Sean Courtney
- Born: 15 September 1964 (age 61) Braintree, Essex, England
- Nationality: British (English)

Career history
- 1982–1985, 1993: Edinburgh Monarchs
- 1985–1989: Berwick Bandits
- 1990–1991, 1994–1995, 1997–2000: Glasgow Tigers
- 1992: Rye House Rockets
- 1996–1997: Belle Vue Aces

Team honours
- 1994: League champion (tier 2)
- 1989, 1994: Knockout Cup (tier 2)

= Sean Courtney =

British motorcycle speedway rider

Sean Joseph Courtney (born 15 September 1964) is a former motorcycle speedway rider from England.

== Biography==
Courtney, born in Braintree, Essex, began his British leagues career riding for Edinburgh Monarchs during the 1982 National League season and made his debut at the age of 17-years-old.

The following season, Courtney began to ride regularly for the Monarchs, improving his average to 6.00 by the end of the 1984 season.

In 1985, Courtney switched clubs after signing for the Berwick Bandits. He would spend five seasons at Berwick from 1985 to 1989 and was joined at the club in 1988 by his brother Mark Courtney. Together they would help the Bandits win the Knockout Cup in 1989, defeating Poole Pirates in the final.

At the start of the 1990 National League season, Courtney signed for Glasgow Tigers, where he rode for the Scottish club for two seasons before competing for Rye House Rockets in 1992 and his former club Edinburgh in 1993.

It was the decision to re-sign for Glasgow for the 1994 season that wrote Courtney's name in the Glasgow Tigers history because he was part of the team that achieved the 'double double' (the league and cup double for two consecutive seasons) in 1994.
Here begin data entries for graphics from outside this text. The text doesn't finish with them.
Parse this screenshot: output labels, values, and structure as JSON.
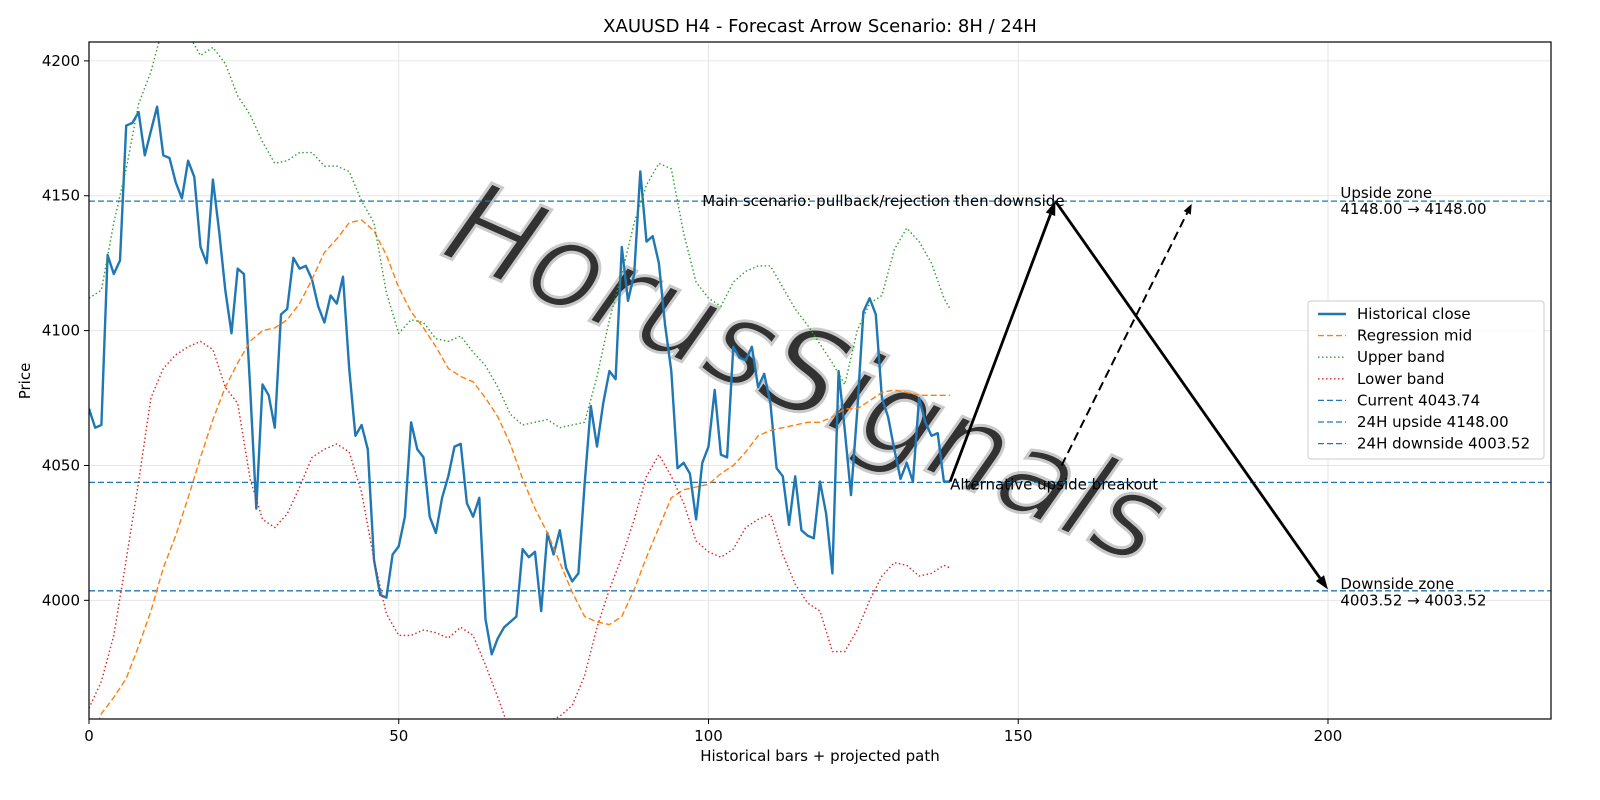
{
  "chart_data": {
    "type": "line",
    "title": "XAUUSD H4 - Forecast Arrow Scenario: 8H / 24H",
    "xlabel": "Historical bars + projected path",
    "ylabel": "Price",
    "xlim": [
      0,
      236
    ],
    "ylim": [
      3956,
      4207
    ],
    "xticks": [
      0,
      50,
      100,
      150,
      200
    ],
    "yticks": [
      4000,
      4050,
      4100,
      4150,
      4200
    ],
    "grid": true,
    "legend_position": "center-right",
    "watermark": "HorusSignals",
    "colors": {
      "historical": "#1f77b4",
      "regression": "#ff7f0e",
      "upper": "#2ca02c",
      "lower": "#d62728",
      "hline": "#1f77b4",
      "arrow": "#000000"
    },
    "series": [
      {
        "name": "Historical close",
        "style": "solid",
        "x": [
          0,
          1,
          2,
          3,
          4,
          5,
          6,
          7,
          8,
          9,
          10,
          11,
          12,
          13,
          14,
          15,
          16,
          17,
          18,
          19,
          20,
          21,
          22,
          23,
          24,
          25,
          26,
          27,
          28,
          29,
          30,
          31,
          32,
          33,
          34,
          35,
          36,
          37,
          38,
          39,
          40,
          41,
          42,
          43,
          44,
          45,
          46,
          47,
          48,
          49,
          50,
          51,
          52,
          53,
          54,
          55,
          56,
          57,
          58,
          59,
          60,
          61,
          62,
          63,
          64,
          65,
          66,
          67,
          68,
          69,
          70,
          71,
          72,
          73,
          74,
          75,
          76,
          77,
          78,
          79,
          80,
          81,
          82,
          83,
          84,
          85,
          86,
          87,
          88,
          89,
          90,
          91,
          92,
          93,
          94,
          95,
          96,
          97,
          98,
          99,
          100,
          101,
          102,
          103,
          104,
          105,
          106,
          107,
          108,
          109,
          110,
          111,
          112,
          113,
          114,
          115,
          116,
          117,
          118,
          119,
          120,
          121,
          122,
          123,
          124,
          125,
          126,
          127,
          128,
          129,
          130,
          131,
          132,
          133,
          134,
          135,
          136,
          137,
          138,
          139
        ],
        "values": [
          4071,
          4064,
          4065,
          4128,
          4121,
          4126,
          4176,
          4177,
          4181,
          4165,
          4174,
          4183,
          4165,
          4164,
          4155,
          4149,
          4163,
          4157,
          4131,
          4125,
          4156,
          4137,
          4115,
          4099,
          4123,
          4121,
          4079,
          4034,
          4080,
          4076,
          4064,
          4106,
          4108,
          4127,
          4123,
          4124,
          4119,
          4109,
          4103,
          4113,
          4110,
          4120,
          4086,
          4061,
          4065,
          4056,
          4015,
          4002,
          4001,
          4017,
          4020,
          4031,
          4066,
          4056,
          4053,
          4031,
          4025,
          4038,
          4046,
          4057,
          4058,
          4036,
          4031,
          4038,
          3993,
          3980,
          3986,
          3990,
          3992,
          3994,
          4019,
          4016,
          4018,
          3996,
          4025,
          4017,
          4026,
          4012,
          4007,
          4010,
          4043,
          4072,
          4057,
          4073,
          4085,
          4082,
          4131,
          4111,
          4121,
          4159,
          4133,
          4135,
          4125,
          4102,
          4085,
          4049,
          4051,
          4047,
          4030,
          4051,
          4057,
          4078,
          4054,
          4053,
          4094,
          4090,
          4089,
          4094,
          4079,
          4084,
          4073,
          4049,
          4046,
          4028,
          4046,
          4026,
          4024,
          4023,
          4044,
          4032,
          4010,
          4085,
          4063,
          4039,
          4070,
          4107,
          4112,
          4106,
          4075,
          4068,
          4056,
          4045,
          4051,
          4044,
          4075,
          4066,
          4061,
          4062,
          4044,
          4044
        ]
      },
      {
        "name": "Regression mid",
        "style": "dashed",
        "x": [
          0,
          2,
          4,
          6,
          8,
          10,
          12,
          14,
          16,
          18,
          20,
          22,
          24,
          26,
          28,
          30,
          32,
          34,
          36,
          38,
          40,
          42,
          44,
          46,
          48,
          50,
          52,
          54,
          56,
          58,
          60,
          62,
          64,
          66,
          68,
          70,
          72,
          74,
          76,
          78,
          80,
          82,
          84,
          86,
          88,
          90,
          92,
          94,
          96,
          98,
          100,
          102,
          104,
          106,
          108,
          110,
          112,
          114,
          116,
          118,
          120,
          122,
          124,
          126,
          128,
          130,
          132,
          134,
          136,
          138,
          139
        ],
        "values": [
          3945,
          3958,
          3964,
          3971,
          3983,
          3996,
          4012,
          4024,
          4038,
          4053,
          4067,
          4079,
          4088,
          4096,
          4100,
          4101,
          4104,
          4110,
          4119,
          4129,
          4134,
          4140,
          4141,
          4137,
          4128,
          4116,
          4107,
          4101,
          4094,
          4086,
          4083,
          4081,
          4075,
          4068,
          4058,
          4045,
          4034,
          4025,
          4014,
          4003,
          3994,
          3992,
          3991,
          3994,
          4004,
          4016,
          4027,
          4038,
          4041,
          4042,
          4043,
          4047,
          4050,
          4055,
          4061,
          4063,
          4064,
          4065,
          4066,
          4066,
          4068,
          4071,
          4071,
          4074,
          4077,
          4078,
          4077,
          4076,
          4076,
          4076,
          4076
        ]
      },
      {
        "name": "Upper band",
        "style": "dotted",
        "x": [
          0,
          2,
          4,
          6,
          8,
          10,
          12,
          14,
          16,
          18,
          20,
          22,
          24,
          26,
          28,
          30,
          32,
          34,
          36,
          38,
          40,
          42,
          44,
          46,
          48,
          50,
          52,
          54,
          56,
          58,
          60,
          62,
          64,
          66,
          68,
          70,
          72,
          74,
          76,
          78,
          80,
          82,
          84,
          86,
          88,
          90,
          92,
          94,
          96,
          98,
          100,
          102,
          104,
          106,
          108,
          110,
          112,
          114,
          116,
          118,
          120,
          122,
          124,
          126,
          128,
          130,
          132,
          134,
          136,
          138,
          139
        ],
        "values": [
          4112,
          4115,
          4140,
          4160,
          4184,
          4196,
          4213,
          4216,
          4210,
          4202,
          4205,
          4199,
          4187,
          4180,
          4170,
          4162,
          4163,
          4166,
          4166,
          4161,
          4161,
          4159,
          4148,
          4140,
          4114,
          4099,
          4104,
          4103,
          4097,
          4096,
          4098,
          4092,
          4087,
          4079,
          4069,
          4065,
          4066,
          4067,
          4064,
          4065,
          4066,
          4083,
          4104,
          4121,
          4140,
          4154,
          4162,
          4160,
          4136,
          4118,
          4112,
          4109,
          4118,
          4122,
          4124,
          4124,
          4116,
          4108,
          4102,
          4095,
          4088,
          4080,
          4100,
          4110,
          4113,
          4130,
          4138,
          4133,
          4125,
          4112,
          4108
        ]
      },
      {
        "name": "Lower band",
        "style": "dotted",
        "x": [
          0,
          2,
          4,
          6,
          8,
          10,
          12,
          14,
          16,
          18,
          20,
          22,
          24,
          26,
          28,
          30,
          32,
          34,
          36,
          38,
          40,
          42,
          44,
          46,
          48,
          50,
          52,
          54,
          56,
          58,
          60,
          62,
          64,
          66,
          68,
          70,
          72,
          74,
          76,
          78,
          80,
          82,
          84,
          86,
          88,
          90,
          92,
          94,
          96,
          98,
          100,
          102,
          104,
          106,
          108,
          110,
          112,
          114,
          116,
          118,
          120,
          122,
          124,
          126,
          128,
          130,
          132,
          134,
          136,
          138,
          139
        ],
        "values": [
          3960,
          3970,
          3987,
          4015,
          4044,
          4075,
          4086,
          4091,
          4094,
          4096,
          4093,
          4079,
          4073,
          4045,
          4030,
          4027,
          4032,
          4042,
          4053,
          4056,
          4058,
          4055,
          4040,
          4015,
          3995,
          3987,
          3987,
          3989,
          3988,
          3986,
          3990,
          3987,
          3976,
          3964,
          3951,
          3950,
          3955,
          3955,
          3957,
          3961,
          3972,
          3990,
          4004,
          4016,
          4030,
          4046,
          4054,
          4046,
          4036,
          4022,
          4018,
          4016,
          4019,
          4027,
          4030,
          4032,
          4017,
          4006,
          3999,
          3996,
          3981,
          3981,
          3989,
          4000,
          4009,
          4014,
          4013,
          4009,
          4010,
          4013,
          4012
        ]
      }
    ],
    "hlines": [
      {
        "label": "Current 4043.74",
        "y": 4043.74,
        "style": "dashed"
      },
      {
        "label": "24H upside 4148.00",
        "y": 4148.0,
        "style": "dashed"
      },
      {
        "label": "24H downside 4003.52",
        "y": 4003.52,
        "style": "dashed"
      }
    ],
    "arrows": [
      {
        "from": [
          139,
          4044
        ],
        "to": [
          156,
          4148
        ],
        "style": "solid",
        "role": "main-up"
      },
      {
        "from": [
          156,
          4148
        ],
        "to": [
          200,
          4004
        ],
        "style": "solid",
        "role": "main-down"
      },
      {
        "from": [
          157,
          4050
        ],
        "to": [
          178,
          4147
        ],
        "style": "dashed",
        "role": "alternative"
      }
    ],
    "annotations": [
      {
        "text": "Main scenario: pullback/rejection then downside",
        "x": 99,
        "y": 4148
      },
      {
        "text": "Alternative upside breakout",
        "x": 139,
        "y": 4043
      },
      {
        "text": "Upside zone",
        "x": 202,
        "y": 4151
      },
      {
        "text": "4148.00 → 4148.00",
        "x": 202,
        "y": 4145
      },
      {
        "text": "Downside zone",
        "x": 202,
        "y": 4006
      },
      {
        "text": "4003.52 → 4003.52",
        "x": 202,
        "y": 4000
      }
    ]
  }
}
After a season with Belle Vue Aces in the 1996 top division, Courtney returned once again to Glasgow, where he saw out his career from 1997 until 2000. During his last season (2000) his brother Mark and nephew Scott Courtney both rode in the same team Glasgow team.

== Family ==
Courtney's brother Mark and nephews Jamie and Scott Courtney were all professional speedway riders.